Unless otherwise provided in the Constitution, where this Act does not specify the type of resolution required, the resolution of a company shall be passed as an ordinary resolution.


SECTION 291 OF THE COMPANIES ACT 2016

An ordinary resolution of the members or a class of members of a company means a resolution passed by a simple majority of more than half of such members:
(a) who are entitled to vote and do vote in person, or where proxies are allowed, by proxy at a meeting of members; or
(b) who are entitled to vote on a written resolution.

An ordinary resolution is passed on a poll taken at a meeting if it is passed by members representing more than half of the total voting rights of the members who are entitled to vote and do vote in person or by proxy on the resolution.
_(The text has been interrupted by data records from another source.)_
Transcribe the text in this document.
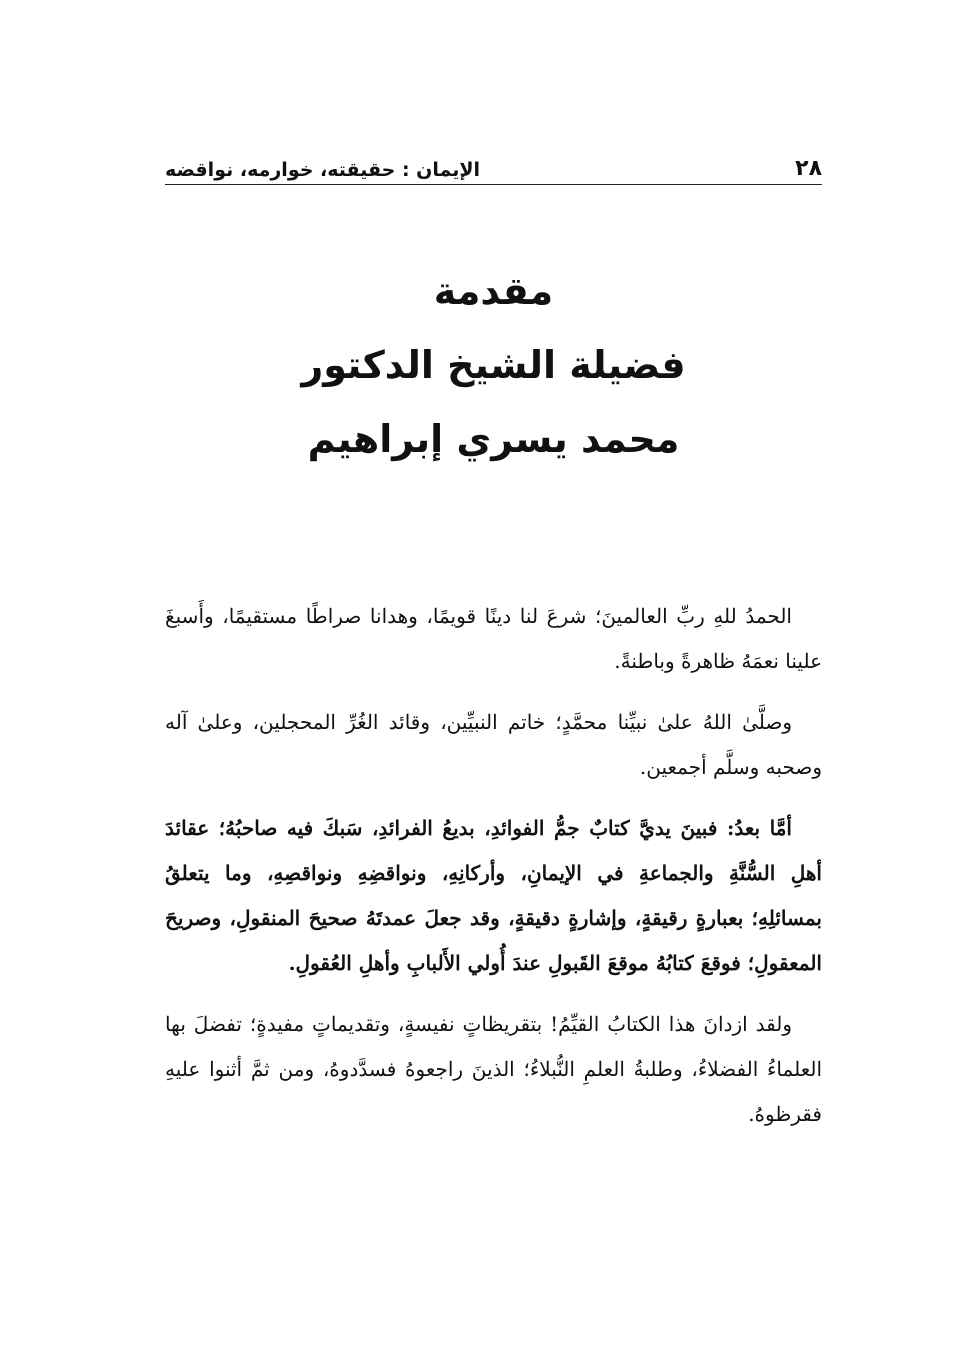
٢٨
الإيمان : حقيقته، خوارمه، نواقضه
مقدمة
فضيلة الشيخ الدكتور
محمد يسري إبراهيم

الحمدُ للهِ ربِّ العالمينَ؛ شرعَ لنا دينًا قويمًا، وهدانا صراطًا مستقيمًا، وأَسبغَ علينا نعمَهُ ظاهرةً وباطنةً.

وصلَّىٰ اللهُ علىٰ نبيِّنا محمَّدٍ؛ خاتم النبيِّين، وقائد الغُرِّ المحجلين، وعلىٰ آله وصحبه وسلَّم أجمعين.

أمَّا بعدُ: فبينَ يديَّ كتابٌ جمُّ الفوائدِ، بديعُ الفرائدِ، سَبكَ فيه صاحبُهُ؛ عقائدَ أهلِ السُّنَّةِ والجماعةِ في الإيمانِ، وأركانِهِ، ونواقضِهِ ونواقصِهِ، وما يتعلقُ بمسائلِهِ؛ بعبارةٍ رقيقةٍ، وإشارةٍ دقيقةٍ، وقد جعلَ عمدتَهُ صحيحَ المنقولِ، وصريحَ المعقولِ؛ فوقعَ كتابُهُ موقعَ القَبولِ عندَ أُولي الأَلبابِ وأهلِ العُقولِ.

ولقد ازدانَ هذا الكتابُ القيِّمُ! بتقريظاتٍ نفيسةٍ، وتقديماتٍ مفيدةٍ؛ تفضلَ بها العلماءُ الفضلاءُ، وطلبةُ العلمِ النُّبلاءُ؛ الذينَ راجعوهُ فسدَّدوهُ، ومن ثمَّ أثنوا عليهِ فقرظوهُ.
SECTION 292 OF THE COMPANIES ACT 2016

A special resolution of the members or class of members of a company means a resolution of which a notice of not less than 21 days has been given and passed by a majority of not less than 75% of such members:
(a) who are entitled to vote and do vote in person, or where proxies are allowed, by proxy at a meeting of members; or
(b) who are entitled to vote on a written resolution.

A special resolution passed at a meeting on a show of hands is passed as a special resolution if it is passed by not less than 75% of the members who are present at the meeting.

A special resolution is passed on a poll taken at a meeting if it is passed by members representing not less than 75% of the total voting rights of the members who are entitled to vote and do vote in person or by proxy on the resolution.


SECTION 293 OF THE COMPANIES ACT 2016

For a company having a share capital:
(a) on a vote on a written resolution, every member shall have one vote in respect of each share or stock held by him;
(b) on a vote on a resolution on a show of hands at a meeting, every member shall have one vote; or
(c) on a vote on a resolution on a poll taken at a meeting, every member shall have one vote in respect of each share or stock held by him.

For a company not having a share capital, every member shall have one vote, unless otherwise provided in the constitution.

A member of a company limited by shares shall not be entitled to vote at a meeting unless all calls or other sums presently payable by the member in respect of shares in the Company have been fully paid up.